Edasalonexent inhibits NF-kB, a protein that is active in DMD patients and appears to drive degeneration and suppress regeneration in the muscles.
In January of this year, things were looking pretty grim for the Catabasis' DMD program when the MoveDMD study failed to reach its primary endpoint after 12 weeks of treatment. At that time, the company stated:
“We observed potential treatment-associated effects at 12 weeks in the 100 mg/kg/day treatment group, which we believe warrant further evaluation to see if the signals strengthen in the longer-term data from the ongoing open-label extension. Following additional data analysis from the open-label extension, we will determine the next steps for edasalonexent in DMD.”
The new open-label 24- and 36-week data seems to have reignited hope that this drug will eventually gain approval and a Phase 3 clinical trial is being planned.
According to the company, improvements were observed in the rate of decline, using the North Star Ambulatory Assessment (NSAA) scale after 24 and 36 weeks of oral 100 mg/kg/day edasalonexent treatment compared to the rate of change in the control period for patients prior to receiving edasalonexent treatment.
Based on the results, Catabasis plans to begin a Phase 3 trial testing edasalonexent in patients with DMD regardless of mutation type in the first half of 2018 with results expected in 2020.
The Phase 3 trial will enroll approximately 125 patients ages 4 to 7 who have not been on steroids for at least 6 months.
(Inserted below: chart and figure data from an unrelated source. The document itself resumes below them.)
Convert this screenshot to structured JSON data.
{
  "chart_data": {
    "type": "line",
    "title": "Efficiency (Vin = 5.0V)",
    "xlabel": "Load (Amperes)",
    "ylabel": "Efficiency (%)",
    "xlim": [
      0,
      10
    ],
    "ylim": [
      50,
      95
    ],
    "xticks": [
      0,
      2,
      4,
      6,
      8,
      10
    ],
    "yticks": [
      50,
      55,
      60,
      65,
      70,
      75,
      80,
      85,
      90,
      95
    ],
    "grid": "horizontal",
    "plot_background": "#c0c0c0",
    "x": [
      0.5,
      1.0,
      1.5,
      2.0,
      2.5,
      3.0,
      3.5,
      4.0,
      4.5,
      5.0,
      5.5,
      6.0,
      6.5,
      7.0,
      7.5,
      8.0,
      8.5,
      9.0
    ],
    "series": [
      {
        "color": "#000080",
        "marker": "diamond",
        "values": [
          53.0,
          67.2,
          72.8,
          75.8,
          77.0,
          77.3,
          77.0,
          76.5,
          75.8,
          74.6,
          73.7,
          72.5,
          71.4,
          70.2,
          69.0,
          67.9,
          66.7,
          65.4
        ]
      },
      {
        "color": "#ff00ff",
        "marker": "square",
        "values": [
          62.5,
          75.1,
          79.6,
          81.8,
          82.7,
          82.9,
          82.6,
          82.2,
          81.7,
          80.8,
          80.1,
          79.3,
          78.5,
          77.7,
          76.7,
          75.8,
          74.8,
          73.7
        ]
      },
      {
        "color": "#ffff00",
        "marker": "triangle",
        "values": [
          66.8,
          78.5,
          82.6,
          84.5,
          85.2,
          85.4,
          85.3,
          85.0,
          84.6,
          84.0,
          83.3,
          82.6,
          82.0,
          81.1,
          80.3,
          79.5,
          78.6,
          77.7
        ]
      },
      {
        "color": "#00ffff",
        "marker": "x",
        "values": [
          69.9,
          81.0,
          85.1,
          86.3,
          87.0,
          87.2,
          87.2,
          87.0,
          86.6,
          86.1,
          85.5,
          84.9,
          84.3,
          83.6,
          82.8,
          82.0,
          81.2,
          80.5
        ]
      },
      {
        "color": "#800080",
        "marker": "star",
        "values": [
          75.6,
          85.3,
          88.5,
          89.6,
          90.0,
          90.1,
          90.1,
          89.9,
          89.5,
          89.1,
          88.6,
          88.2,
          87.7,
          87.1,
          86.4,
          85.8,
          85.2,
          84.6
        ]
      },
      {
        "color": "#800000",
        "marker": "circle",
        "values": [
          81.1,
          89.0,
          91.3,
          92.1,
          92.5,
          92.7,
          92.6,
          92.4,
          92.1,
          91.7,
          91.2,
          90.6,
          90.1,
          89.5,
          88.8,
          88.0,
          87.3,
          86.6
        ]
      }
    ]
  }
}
The primary endpoint will be change in the North Star Ambulatory Assessment score after 12 months of treatment with edasalonexent compared to placebo.
: “We are extremely excited to see edasalonexent change the trajectory of disease in the MoveDMD trial with substantially slowed disease progression,” said Jill C. Milne, Ph.D., Chief Executive Officer of Catabasis. “Boys treated with edasalonexent stabilized; they experienced meaningful improvements in muscle function compared to the rates of change observed during the control period. Importantly, other supportive positive measures of muscle health were observed. We look forward to advancing edasalonexent as a disease-modifying therapy in a single Phase 3 pivotal trial as soon as possible with the goal of providing a meaningful impact on disease progression for all boys affected by Duchenne.”
“Our goal in treating boys with Duchenne is to slow the progression of the disease. It is tremendously encouraging to see boys taking edasalonexent stabilize in their functional abilities and MRI T2 measures along with its continued safety profile,” said Richard Finkel, M.D., Chief, Division of Neurology, Department of Pediatrics at Nemours Children’s Health System and a Principal Investigator for the study. “I look forward to continuing to investigate edasalonexent as a potential therapy for the many boys affected by this devastating disease.”